Tuesday, June 29, 2010

He Has A Blowout With His Daughter - Anger Understood

Hey GuyExpert,

I just had a blowout with my 17-year-old daughter. While I didn’t hit her, in a rage I did grab her wrists and shove her up against a wall. She is now afraid of me and my wife is threatening our 20-year marriage ending if I don’t get help for my ‘anger issue.’ My daughter provoked me and outside of this event, I’ve never done this before so I don’t think I have an issue – what do you think? O.S. Ottawa


Well, I think there’s something brewing inside of you and given the right strike point, provocation or trigger there’s a greater likelihood that you will use physical force to make your point. Read and re-read my first sentence O.S., because how you read it will determine whether you believe you have an issue with anger. I believe that once a person learns the most effective method for them to be heard, seen, or get their own way they will tend to use that way with greater frequency. It seems as though your method is becoming physical force.

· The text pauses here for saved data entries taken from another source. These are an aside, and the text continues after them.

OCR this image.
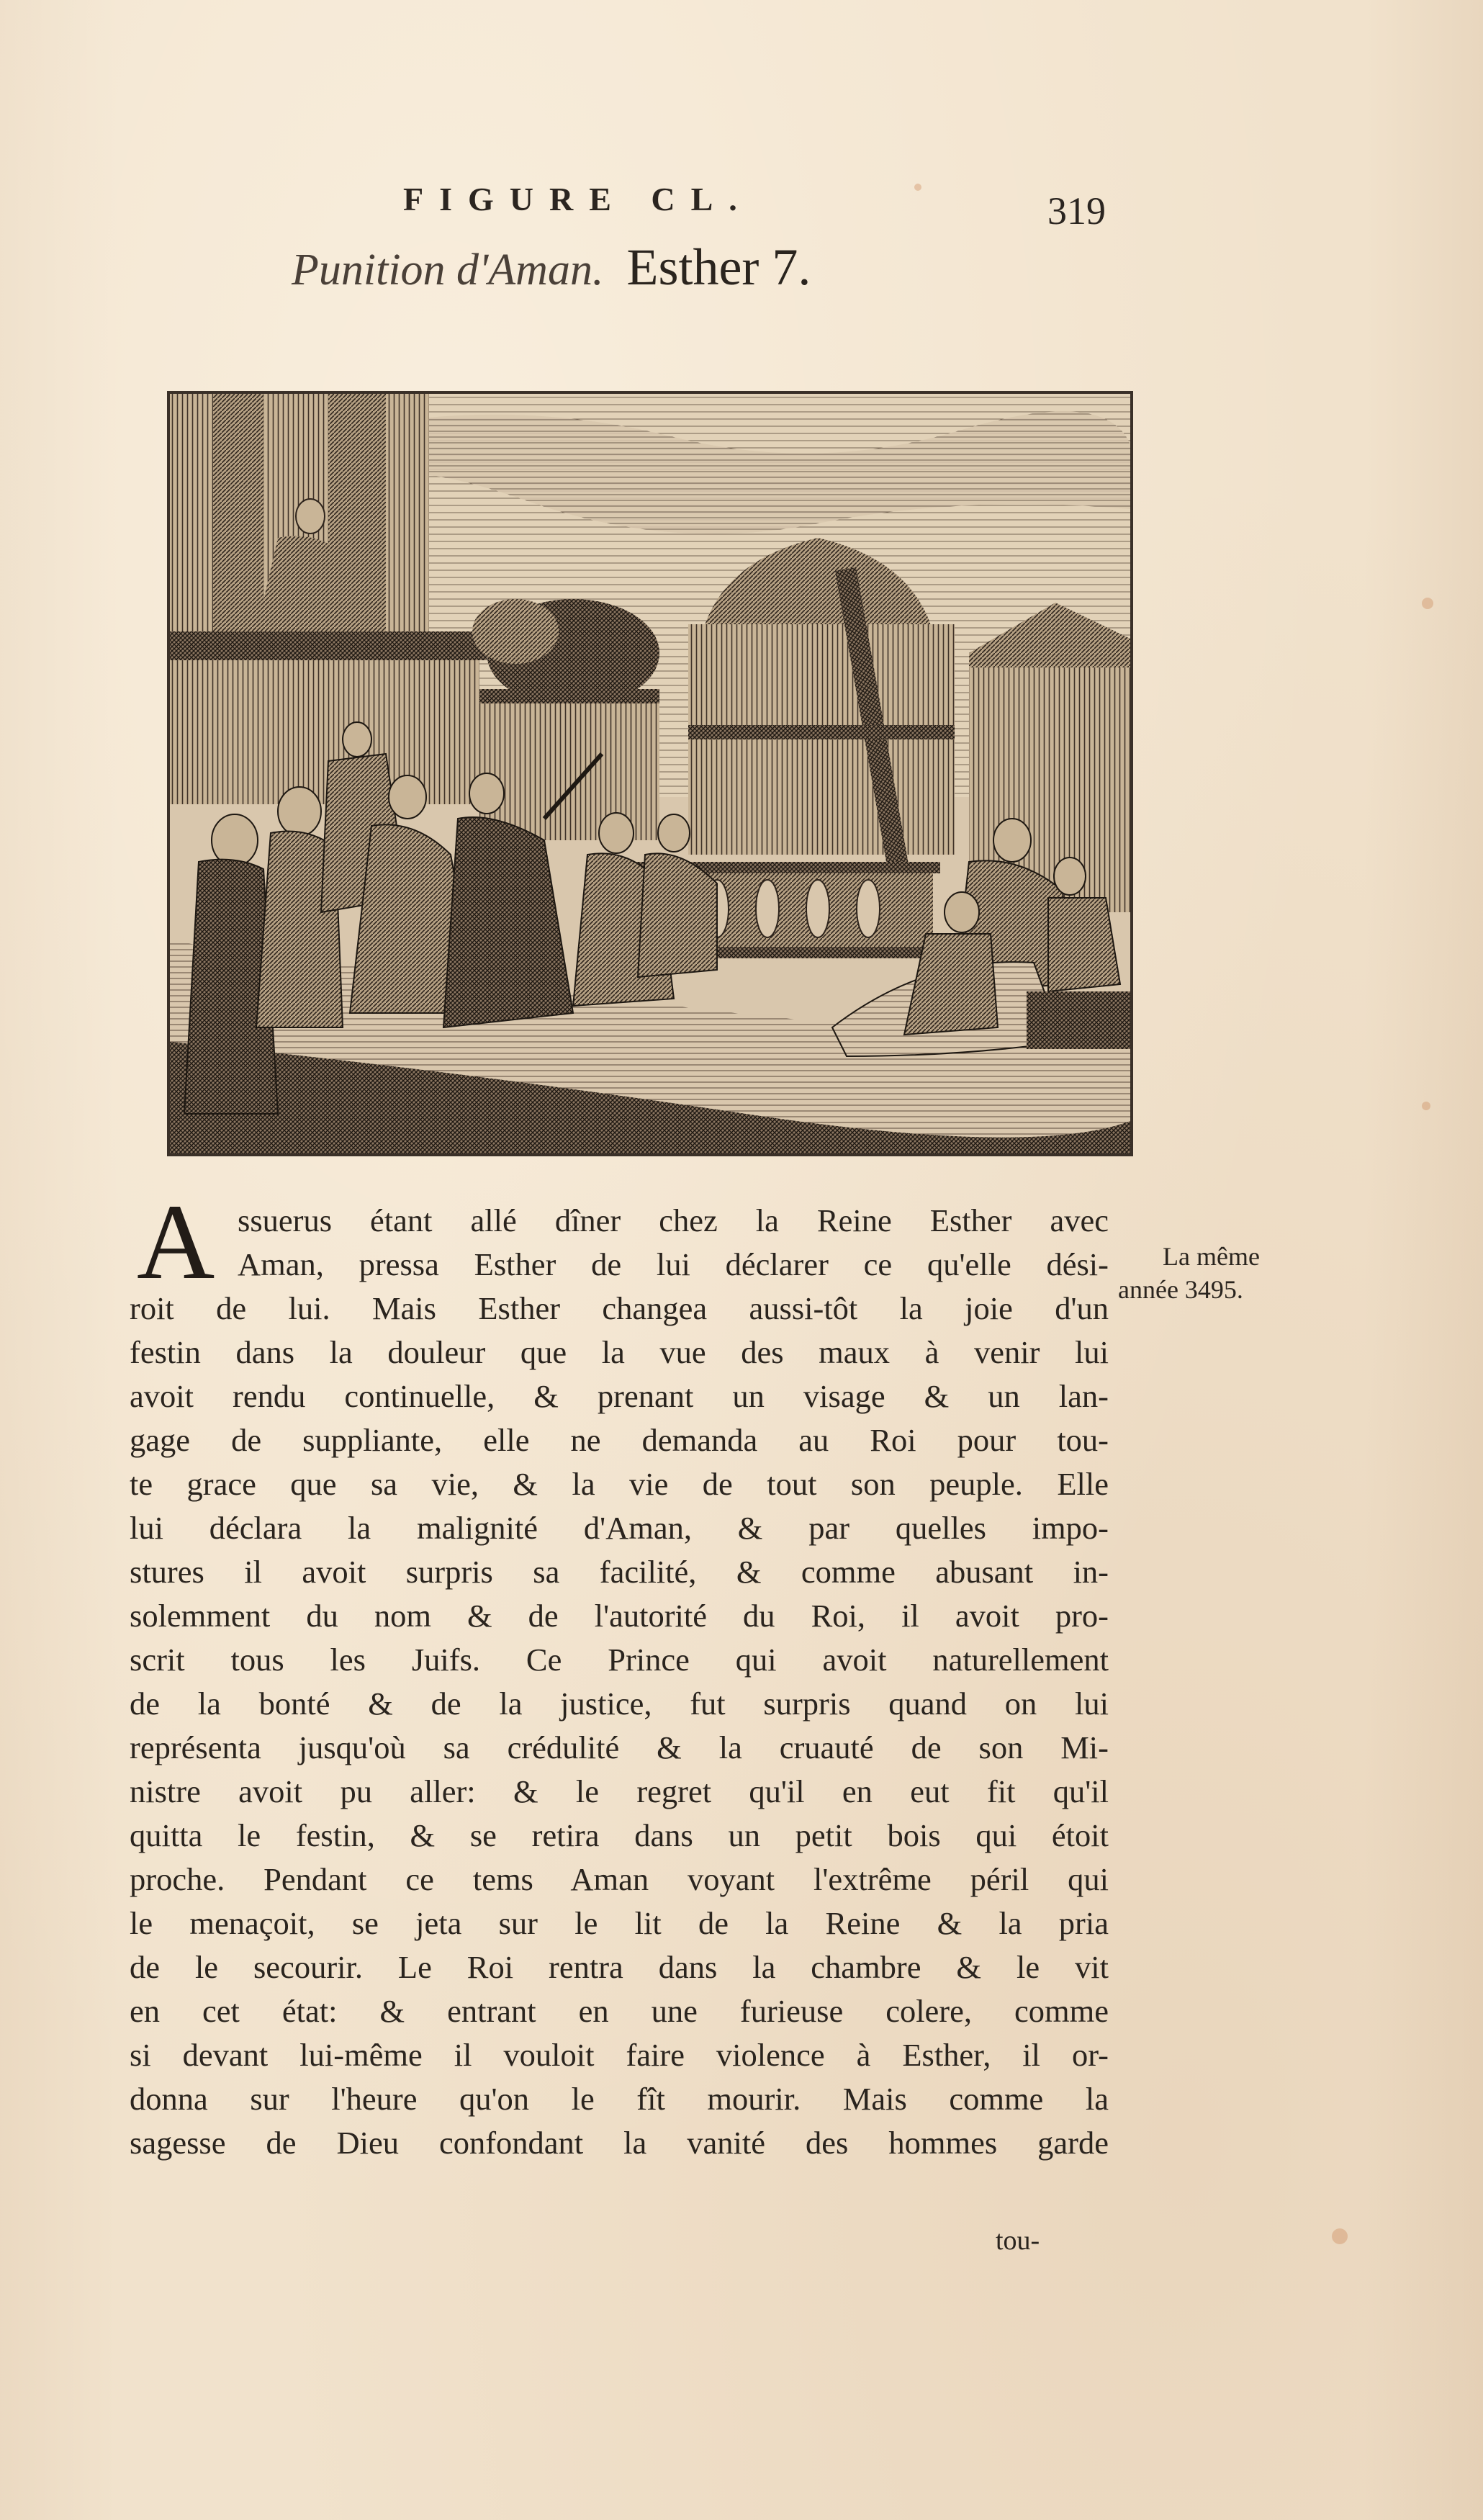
FIGURE CL.	319
Punition d'Aman. Esther 7.
A ssuerus étant allé dîner chez la Reine Esther avec
Aman, pressa Esther de lui déclarer ce qu'elle dési-
roit de lui. Mais Esther changea aussi-tôt la joie d'un
festin dans la douleur que la vue des maux à venir lui
avoit rendu continuelle, & prenant un visage & un lan-
gage de suppliante, elle ne demanda au Roi pour tou-
te grace que sa vie, & la vie de tout son peuple. Elle
lui déclara la malignité d'Aman, & par quelles impo-
stures il avoit surpris sa facilité, & comme abusant in-
solemment du nom & de l'autorité du Roi, il avoit pro-
scrit tous les Juifs. Ce Prince qui avoit naturellement
de la bonté & de la justice, fut surpris quand on lui
représenta jusqu'où sa crédulité & la cruauté de son Mi-
nistre avoit pu aller: & le regret qu'il en eut fit qu'il
quitta le festin, & se retira dans un petit bois qui étoit
proche. Pendant ce tems Aman voyant l'extrême péril qui
le menaçoit, se jeta sur le lit de la Reine & la pria
de le secourir. Le Roi rentra dans la chambre & le vit
en cet état: & entrant en une furieuse colere, comme
si devant lui-même il vouloit faire violence à Esther, il or-
donna sur l'heure qu'on le fît mourir. Mais comme la
sagesse de Dieu confondant la vanité des hommes garde
La même
année 3495.
tou-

Men have lots of confusing messages about anger with some using anger to empower their fear, blanket their sadness, or assert control in chaotic areas of their life. Still, many other men choke or swallow back any sign of their anger preferring to have it leak out in a multitude of numbing, self-sabotaging or avoidance behaviours. In all, I believe anger is getting a bad rap and taking the blame for what is really a lack of understanding, experience, and choice for most men. You see O.S., anger is not the problem – how you express anger is. Most men have never mastered a relationship to their own anger and so they are reactively angry rather than choosing to express anger responsibly. Responsible anger has a man be seen and heard, while reactive anger disconnects him from the world.

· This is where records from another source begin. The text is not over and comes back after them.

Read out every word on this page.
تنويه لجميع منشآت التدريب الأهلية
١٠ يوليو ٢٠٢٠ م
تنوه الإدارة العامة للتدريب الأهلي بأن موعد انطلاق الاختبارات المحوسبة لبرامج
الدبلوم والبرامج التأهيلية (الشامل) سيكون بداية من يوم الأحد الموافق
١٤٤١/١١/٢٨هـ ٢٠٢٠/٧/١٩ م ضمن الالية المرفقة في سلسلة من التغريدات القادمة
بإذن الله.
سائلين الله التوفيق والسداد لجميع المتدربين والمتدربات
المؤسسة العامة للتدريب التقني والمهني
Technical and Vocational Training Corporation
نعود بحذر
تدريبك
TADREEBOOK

In my Anger Inc TM, workshop O.S., men learn all about their anger; it’s roots, the early physical warning signs, their ‘triggers’ and ‘buttons’, and several, highly-effective tactics for expressing anger responsibly. In my life learning how to be responsibly angry is a discipline that has helped me transform from a wounded, violent young man to a middle-aged man whose anger is expressed responsibly, when appropriate. Two important women in your life O.S. are telling you they’re scared and on the edge – are you man enough to hear them and shine a floodlight on this blind spot in your life, or will you ignore them and let this volcano simmer? I suspect that because you’ve taken the step of writing to me that you’re somewhat curious they might be right. Follow your impulse with courage O.S., and you will learn what anger is really all about.